Pass an iterator of structs to a function accepting references in Rust? - iterator

I have a function that takes an iterator over references to structs. Sometimes I'm iterating over a vector, which works fine, but sometimes I create an iterator that produces new structs, and I'm having trouble figuring that one out. I get that when I create a value in a closure, it goes away when the closure does. Rust is always trying to move values out of things when I don't want it to; why doesn't it here?
struct Thing {
value: u32,
}
fn consume<'a, I: IntoIterator<Item = &'a Thing>>(things: I) {
for thing in things {
println!("{}", thing.value);
}
}
fn main() {
let solid = vec![Thing { value: 0 }];
let ephemeral = (1..5).map(|i| &Thing { value: i }); // Boxing Thing does not work either
consume(solid.iter());
consume(ephemeral);
}
But
error[E0515]: cannot return reference to temporary value
--> src/main.rs:13:36
|
13 | let ephemeral = (1..5).map(|i| &Thing { value: i }); // Boxing Thing does not work either
| ^------------------
| ||
| |temporary value created here
| returns a reference to data owned by the current function
I have the sense I either need to move the struct out of the closure and iterator, or store it somewhere. But Boxing the struct doesn't work and returning a struct rather than a pointer doesn't type check (and I can't find the opposite of .cloned()). What's the approach here?

Short answer: you can't.
Longer explanation:
Here is "an iterator that produces new structs":
let iterator_of_structs = (1..5).map(|value| Thing { value });
The main trick to figuring this out is to always ask "who owns the data?".
Each time we call next, the closure takes ownership of an integer (via value) and constructs a new Thing. The closure returns the Thing, transferring ownership to the code that called next.
While you are borrowing a value (a.k.a. taking a reference), the ownership of the value cannot change hands and the value must last longer than the borrow lasts.
Let's turn to the concept of an iterator of references and ask our question: "who owns the data?".
map(|value| &Thing { value })
Here, we create a Thing and take a reference to it. No variable owns the Thing, so the scope owns it and the value will be destroyed when the scope ends. The closure tries to return the reference, but that violates the axiom that borrowed items must outlive their borrows.
So, how do you fix it? The easiest thing is to change your function to be more accepting:
use std::borrow::Borrow;
struct Thing {
value: u32,
}
fn consume(things: impl IntoIterator<Item = impl Borrow<Thing>>) {
for thing in things {
let thing = thing.borrow();
println!("{}", thing.value);
}
}
fn main() {
let iterator_of_structs = (1..5).map(|value| Thing { value });
consume(iterator_of_structs);
let vector_of_structs: Vec<_> = (1..5).map(|value| Thing { value }).collect();
let iterator_of_references_to_structs = vector_of_structs.iter();
consume(iterator_of_references_to_structs);
}
Here, we accept any type which can be converted into an iterator of items that allow us to borrow a reference to a Thing. This is implemented for any item and any reference to an item.

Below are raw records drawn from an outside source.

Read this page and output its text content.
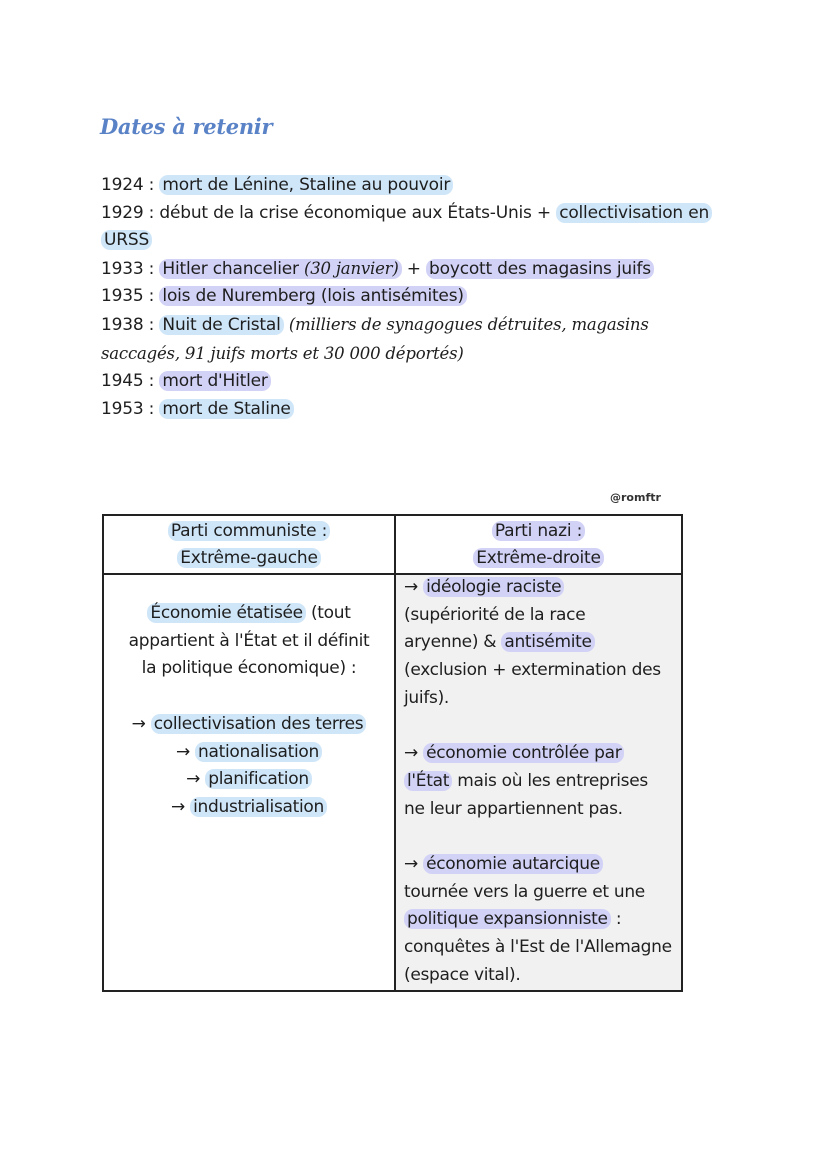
Dates à retenir
1924 : mort de Lénine, Staline au pouvoir
1929 : début de la crise économique aux États-Unis + collectivisation en
URSS
1933 : Hitler chancelier (30 janvier) + boycott des magasins juifs
1935 : lois de Nuremberg (lois antisémites)
1938 : Nuit de Cristal (milliers de synagogues détruites, magasins
saccagés, 91 juifs morts et 30 000 déportés)
1945 : mort d'Hitler
1953 : mort de Staline
@romftr
Parti communiste :
Extrême-gauche
Parti nazi :
Extrême-droite
Économie étatisée (tout
appartient à l'État et il définit
la politique économique) :
→ collectivisation des terres
→ nationalisation
→ planification
→ industrialisation
→ idéologie raciste
(supériorité de la race
aryenne) & antisémite
(exclusion + extermination des
juifs).
→ économie contrôlée par
l'État mais où les entreprises
ne leur appartiennent pas.
→ économie autarcique
tournée vers la guerre et une
politique expansionniste :
conquêtes à l'Est de l'Allemagne
(espace vital).
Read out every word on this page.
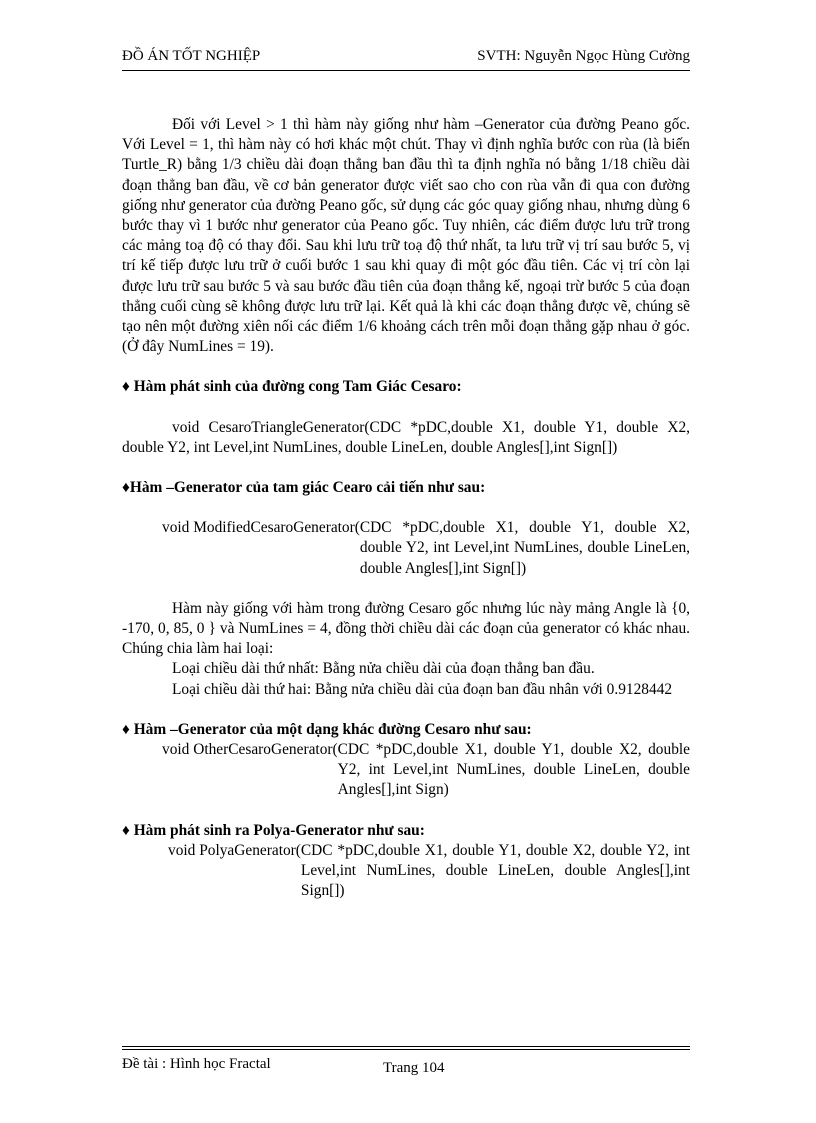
ĐỒ ÁN TỐT NGHIỆP	SVTH: Nguyễn Ngọc Hùng Cường

Đối với Level > 1 thì hàm này giống như hàm –Generator của đường Peano gốc. Với Level = 1, thì hàm này có hơi khác một chút. Thay vì định nghĩa bước con rùa (là biến Turtle_R) bằng 1/3 chiều dài đoạn thẳng ban đầu thì ta định nghĩa nó bằng 1/18 chiều dài đoạn thẳng ban đầu, về cơ bản generator được viết sao cho con rùa vẫn đi qua con đường giống như generator của đường Peano gốc, sử dụng các góc quay giống nhau, nhưng dùng 6 bước thay vì 1 bước như generator của Peano gốc. Tuy nhiên, các điểm được lưu trữ trong các mảng toạ độ có thay đổi. Sau khi lưu trữ toạ độ thứ nhất, ta lưu trữ vị trí sau bước 5, vị trí kế tiếp được lưu trữ ở cuối bước 1 sau khi quay đi một góc đầu tiên. Các vị trí còn lại được lưu trữ sau bước 5 và sau bước đầu tiên của đoạn thẳng kế, ngoại trừ bước 5 của đoạn thẳng cuối cùng sẽ không được lưu trữ lại. Kết quả là khi các đoạn thẳng được vẽ, chúng sẽ tạo nên một đường xiên nối các điểm 1/6 khoảng cách trên mỗi đoạn thẳng gặp nhau ở góc. (Ở đây NumLines = 19).

♦ Hàm phát sinh của đường cong Tam Giác Cesaro:

void CesaroTriangleGenerator(CDC *pDC,double X1, double Y1, double X2, double Y2, int Level,int NumLines, double LineLen, double Angles[],int Sign[])

♦Hàm –Generator của tam giác Cearo cải tiến như sau:

void ModifiedCesaroGenerator( CDC *pDC,double X1, double Y1, double X2, double Y2, int Level,int NumLines, double LineLen, double Angles[],int Sign[])

Hàm này giống với hàm trong đường Cesaro gốc nhưng lúc này mảng Angle là {0, -170, 0, 85, 0 } và NumLines = 4, đồng thời chiều dài các đoạn của generator có khác nhau. Chúng chia làm hai loại:

Loại chiều dài thứ nhất: Bằng nửa chiều dài của đoạn thẳng ban đầu.

Loại chiều dài thứ hai: Bằng nửa chiều dài của đoạn ban đầu nhân với 0.9128442

♦ Hàm –Generator của một dạng khác đường Cesaro như sau:

void OtherCesaroGenerator( CDC *pDC,double X1, double Y1, double X2, double Y2, int Level,int NumLines, double LineLen, double Angles[],int Sign)

♦ Hàm phát sinh ra Polya-Generator như sau:

void PolyaGenerator( CDC *pDC,double X1, double Y1, double X2, double Y2, int Level,int NumLines, double LineLen, double Angles[],int Sign[])
Đề tài : Hình học Fractal	Trang 104
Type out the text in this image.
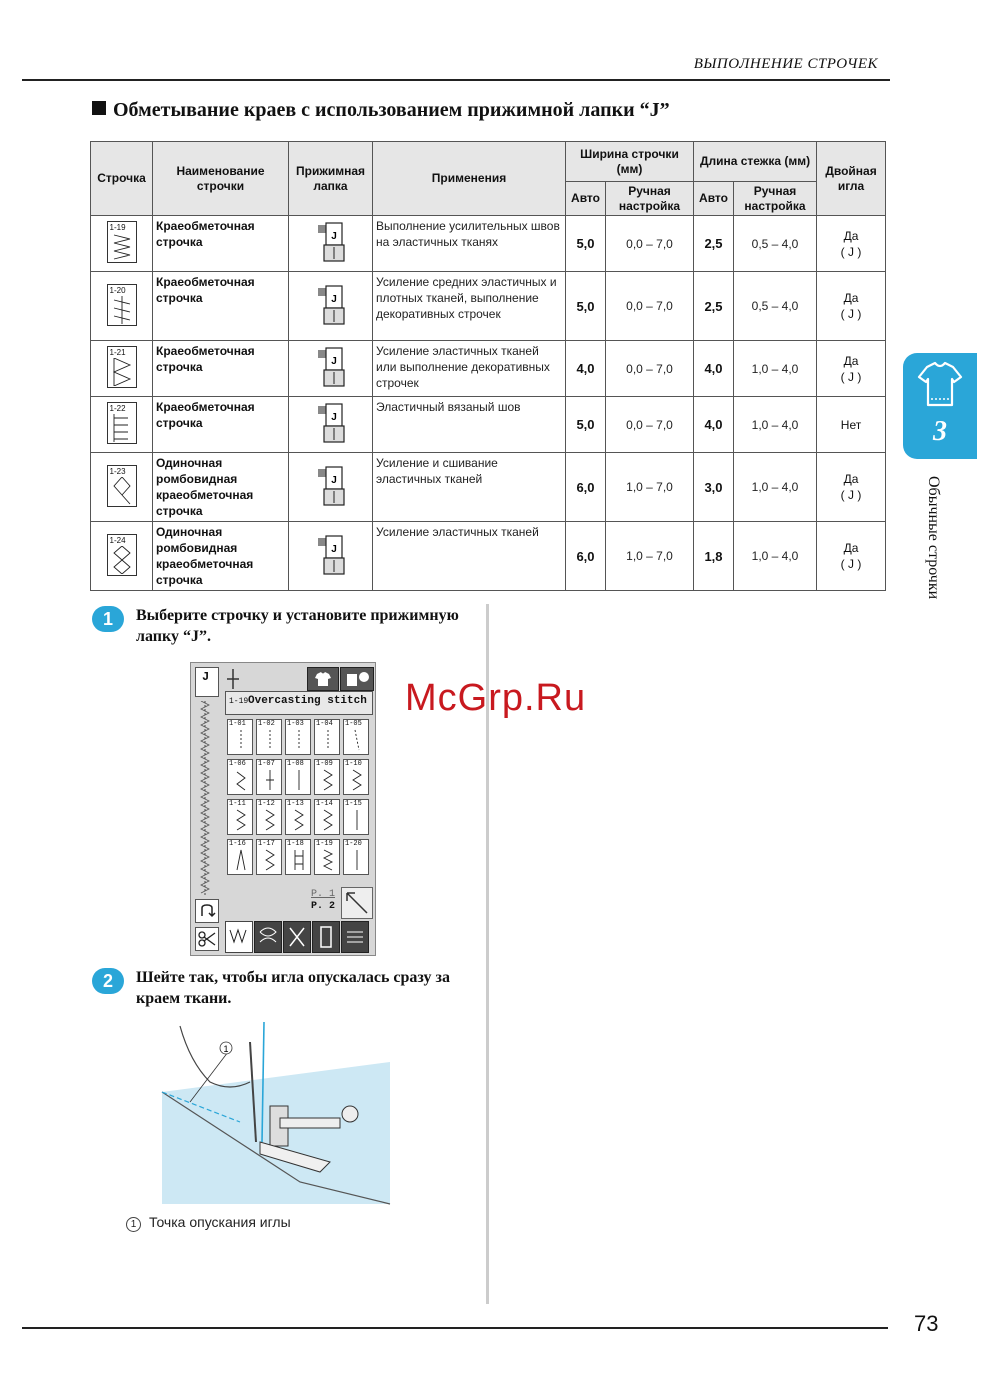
ВЫПОЛНЕНИЕ СТРОЧЕК
Обметывание краев с использованием прижимной лапки “J”
Строчка	Наименование строчки	Прижимная лапка	Применения	Ширина строчки (мм)		Длина стежка (мм)		Двойная игла
				Авто	Ручная настройка	Авто	Ручная настройка	

1-19	Краеобметочная строчка	J	Выполнение усилительных швов на эластичных тканях	5,0	0,0 – 7,0	2,5	0,5 – 4,0	Да
( J )

1-20	Краеобметочная строчка	J	Усиление средних эластичных и плотных тканей, выполнение декоративных строчек	5,0	0,0 – 7,0	2,5	0,5 – 4,0	Да
( J )

1-21	Краеобметочная строчка	J	Усиление эластичных тканей или выполнение декоративных строчек	4,0	0,0 – 7,0	4,0	1,0 – 4,0	Да
( J )

1-22	Краеобметочная строчка	J	Эластичный вязаный шов	5,0	0,0 – 7,0	4,0	1,0 – 4,0	Нет

1-23	Одиночная ромбовидная краеобметочная строчка	J	Усиление и сшивание эластичных тканей	6,0	1,0 – 7,0	3,0	1,0 – 4,0	Да
( J )

1-24	Одиночная ромбовидная краеобметочная строчка	J	Усиление эластичных тканей	6,0	1,0 – 7,0	1,8	1,0 – 4,0	Да
( J )
3
Обычные строчки
1	Выберите строчку и установите прижимную лапку “J”.
J
1-19 Overcasting stitch
1-01 1-02 1-03 1-04 1-05
1-06 1-07 1-08 1-09 1-10
1-11 1-12 1-13 1-14 1-15
1-16 1-17 1-18 1-19 1-20
P. 1
P. 2
McGrp.Ru
2	Шейте так, чтобы игла опускалась сразу за краем ткани.
1
1 Точка опускания иглы
73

An iterator of references allows the consumer to keep all the references that the iterator yielded, for as long as they want (at least while the iterator itself remains alive). Obviously to support that, all objects to which the iterator creates references need to be in memory at the same time. There is no way around this with the iterator protocol as-is. So your best course of action is to collect() the iterator into a vector and create an reference iterator from that (as you do with solid). Unfortunately this means losing the laziness.
There is an alternative iterator abstraction, called streaming iterator, which would support this. With streaming iterators, the consumer may only hold onto the reference until it gets the next one. I am not aware of any crates implementing this though, and it would be a completely different trait which no function using std::iter::Iterator supports. In many cases it may even be impossible to use streaming iterators, because the algorithm needs the freedom to reference several values at once.

Related

Trying to implement an iterator: cannot infer an appropriate lifetime due to conflicting requirements

I'm trying to implement an iterator on my own struct. My general approach is by generating and storing an iterator the first time next is invoked, and then calling this iterator each time I need a value.
My minimal failing example looks like this, and the heart of it is:
if !self.vals.is_some() {
self.vals = Some(Box::new({
self.display.chars().filter(|&i| i == self.look_for)
}) as Box<std::iter::Iterator<Item = _>>);
}
My code fails to compile, producing the following message:
help: consider using an explicit lifetime parameter as shown: fn next(self: &'a mut Self) -> Option<<Self>::Item>
Following the advice doesn't help (just leads to more compile errors saying that my implementation is incompatible with the Iterator trait definition.
I'd appreciate help understanding what's going wrong and how I can fix it.
The problem is that the closure you pass to filter needs to borrow self, but you can't store a reference to self in the struct itself.
In this case, we can work around it by storing a copy of the value in the closure instead. This is done in two steps:
Assign self.look_for to a local variable, and use the local variable in the closure instead. This way, the closure is not tied to self.
Add move to the closure. The closure will thus capture the local variable by value.
Here's the final code:
impl<'a> Iterator for StatefulCounter<'a> {
type Item = bool;
fn next(&mut self) -> Option<Self::Item> {
if !self.vals.is_some() {
let look_for = self.look_for;
self.vals = Some(Box::new({
self.display.chars().filter(move |&i| i == look_for)
}));
}
if let &Some(v) = &self.vals.as_mut().unwrap().next() {
Some(expensive(v))
} else {
None
}
}
}
The explicit cast on the Box is not necessary, so I removed it.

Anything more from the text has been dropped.